Our cycling adventure and memory trail continues during Week 2 into Eastern France, along the Rhine, and ends in Basel, Switzerland. Week 1 overwhelmingly centers on the Belgian and British Empire experience of war, but Week 2 takes us to sites that are sacred to the memory of the French, American, and German roles in the war. From Reims we move into Verdun, with its scarred landscape and massive ossuary, then on to the two big American cemeteries at Romagne-sous-Montfacon and St. Mihiel. If we time our cycling correctly, we are hoping to attend the Memorial Day ceremony at the US cemetery at Romagne. At Pont-a-Mousson, we will have a shorter day with some rest before beginning our foray into the Vosges Mountains, the site of intense fighting between French and German troops throughout the war. We will visit the Hartsmannwillerkopf museum in the mountains, then descend into Alsatian wine country before finishing our trip in "neutral" Swiss territory.
VE Day - 70 Years Later
While our bicycling trip is planned as a World War I centenary event and while we plan to follow a portion of the Western Front, we also will find ourselves in territory that featured prominently in the Second World War. Today, May 8, marks the 70th anniversary of Victory in Europe (VE) Day, and commemorations will be held in multiple nations. Last year we watched the wreath-laying ceremony in the Tiergarten at the Soviet memorial as survivors of the war and dignitaries solemnly remembered the millions of Soviet war dead in the "Great Patriotic War." This year, we'll see the faded remains of these VE wreaths at cemeteries and monuments in France. Todd's grandfather, who died a year ago, fought in France, and my uncle (who was one of my dad's best friends), is buried in Lorraine in the US military cemetery there. As Americans traveling through France, that Second World War remains a presence as we investigate the first Great War.
I've already written about our first day of cycling, but I thought I would lay out the rest of our planned itinerary for week one. Next week I will highlight week two, and then we leave on Friday for the trip. I'll include stories and photos when we return about the highlights of what we actually see and do.
From Ieper (first overnight stop)--we proceed through an area of Flanders that saw intense fighting in a small zone.
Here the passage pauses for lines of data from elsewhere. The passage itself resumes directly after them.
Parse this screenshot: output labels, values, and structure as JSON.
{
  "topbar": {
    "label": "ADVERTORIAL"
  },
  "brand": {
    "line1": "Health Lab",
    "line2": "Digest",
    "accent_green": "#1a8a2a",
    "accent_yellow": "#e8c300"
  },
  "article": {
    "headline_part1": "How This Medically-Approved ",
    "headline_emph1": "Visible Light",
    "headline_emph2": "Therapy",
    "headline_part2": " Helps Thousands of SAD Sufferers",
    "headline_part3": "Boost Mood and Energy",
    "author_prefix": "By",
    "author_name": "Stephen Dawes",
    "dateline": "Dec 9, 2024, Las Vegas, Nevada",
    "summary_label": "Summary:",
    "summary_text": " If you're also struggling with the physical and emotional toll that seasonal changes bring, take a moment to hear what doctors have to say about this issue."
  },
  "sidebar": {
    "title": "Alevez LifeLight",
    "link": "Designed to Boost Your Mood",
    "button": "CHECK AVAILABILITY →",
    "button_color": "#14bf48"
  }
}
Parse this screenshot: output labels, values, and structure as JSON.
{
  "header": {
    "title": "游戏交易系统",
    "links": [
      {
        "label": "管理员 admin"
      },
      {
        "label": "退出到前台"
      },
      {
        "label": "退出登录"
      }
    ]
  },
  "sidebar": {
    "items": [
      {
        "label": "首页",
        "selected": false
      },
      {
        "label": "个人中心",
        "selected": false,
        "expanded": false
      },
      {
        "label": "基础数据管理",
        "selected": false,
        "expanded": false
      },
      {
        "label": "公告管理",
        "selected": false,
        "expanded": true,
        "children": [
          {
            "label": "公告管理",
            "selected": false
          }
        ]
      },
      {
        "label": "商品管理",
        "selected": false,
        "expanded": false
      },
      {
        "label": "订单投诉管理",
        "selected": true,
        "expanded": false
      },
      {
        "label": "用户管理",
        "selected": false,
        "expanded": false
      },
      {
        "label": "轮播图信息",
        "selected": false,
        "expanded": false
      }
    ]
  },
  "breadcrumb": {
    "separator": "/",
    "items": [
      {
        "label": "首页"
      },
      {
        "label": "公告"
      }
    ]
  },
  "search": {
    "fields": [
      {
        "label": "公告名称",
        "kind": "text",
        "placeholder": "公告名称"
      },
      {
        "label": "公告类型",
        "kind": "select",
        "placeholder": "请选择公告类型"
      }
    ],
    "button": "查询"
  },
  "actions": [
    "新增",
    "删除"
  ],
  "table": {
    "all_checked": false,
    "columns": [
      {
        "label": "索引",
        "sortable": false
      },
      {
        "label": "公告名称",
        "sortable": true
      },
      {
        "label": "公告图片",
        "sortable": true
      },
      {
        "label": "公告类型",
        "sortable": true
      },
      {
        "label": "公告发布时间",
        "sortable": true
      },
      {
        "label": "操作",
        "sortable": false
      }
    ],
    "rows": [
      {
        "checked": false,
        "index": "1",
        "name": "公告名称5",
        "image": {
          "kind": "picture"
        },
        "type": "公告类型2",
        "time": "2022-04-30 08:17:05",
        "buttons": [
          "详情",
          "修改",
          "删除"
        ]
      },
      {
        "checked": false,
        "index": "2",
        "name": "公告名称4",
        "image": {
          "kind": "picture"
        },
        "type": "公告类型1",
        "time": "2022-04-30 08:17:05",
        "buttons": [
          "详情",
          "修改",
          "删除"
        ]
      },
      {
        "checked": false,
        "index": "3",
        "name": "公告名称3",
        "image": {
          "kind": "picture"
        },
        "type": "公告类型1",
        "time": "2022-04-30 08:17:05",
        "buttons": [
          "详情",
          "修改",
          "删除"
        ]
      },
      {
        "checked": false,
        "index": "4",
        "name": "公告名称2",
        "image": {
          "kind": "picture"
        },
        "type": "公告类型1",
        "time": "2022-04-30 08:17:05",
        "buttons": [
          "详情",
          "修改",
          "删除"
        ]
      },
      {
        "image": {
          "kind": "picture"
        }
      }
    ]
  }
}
Our route visits the craters created by explosions of mined tunnels dug by the British -- the most well known is the Pool of Peace. We shall also follow a part of Messines Ridge (near Mesen today) and visit cemeteries dedicated to the French, the Irish, the New Zealanders, and the Canadians. One place I am eager to visit is Arras, not only for its cool Flemish architecture, but also to visit the Carriere Wellington, a complete underground network of trenches and bunkers. From Arras we proceed to the Somme zone, where we will visit a sampling of the memorials and cemeteries in the region -- Thiepval, Newfoundland Park, etc. Our overnight stop is in Peronne, so we will visit the WWI museum there, the Historial de la Grande Guerre. Our route leaves Peronne and heads toward Soissons, where we will proceed along the Chemin des Dames, an important road and supply route during the war. Week 1 ends with a visit to Reims and its reconstructed cathedral.
As I write about France and use a French guidebook on World War I sites to help me plan the trip, I would be remiss if I didn't pay tribute to Mme. Vicki Barmann, my high school French teacher who died earlier this week. Mme. Barmann not only laid the foundation for my French language learning, but she helped arrange a scholarship for me so that I could go to France for the first time in 1986 as part of a group of students from my high school. That trip and her teaching really inspired my love of European history, and I owe her a great debt.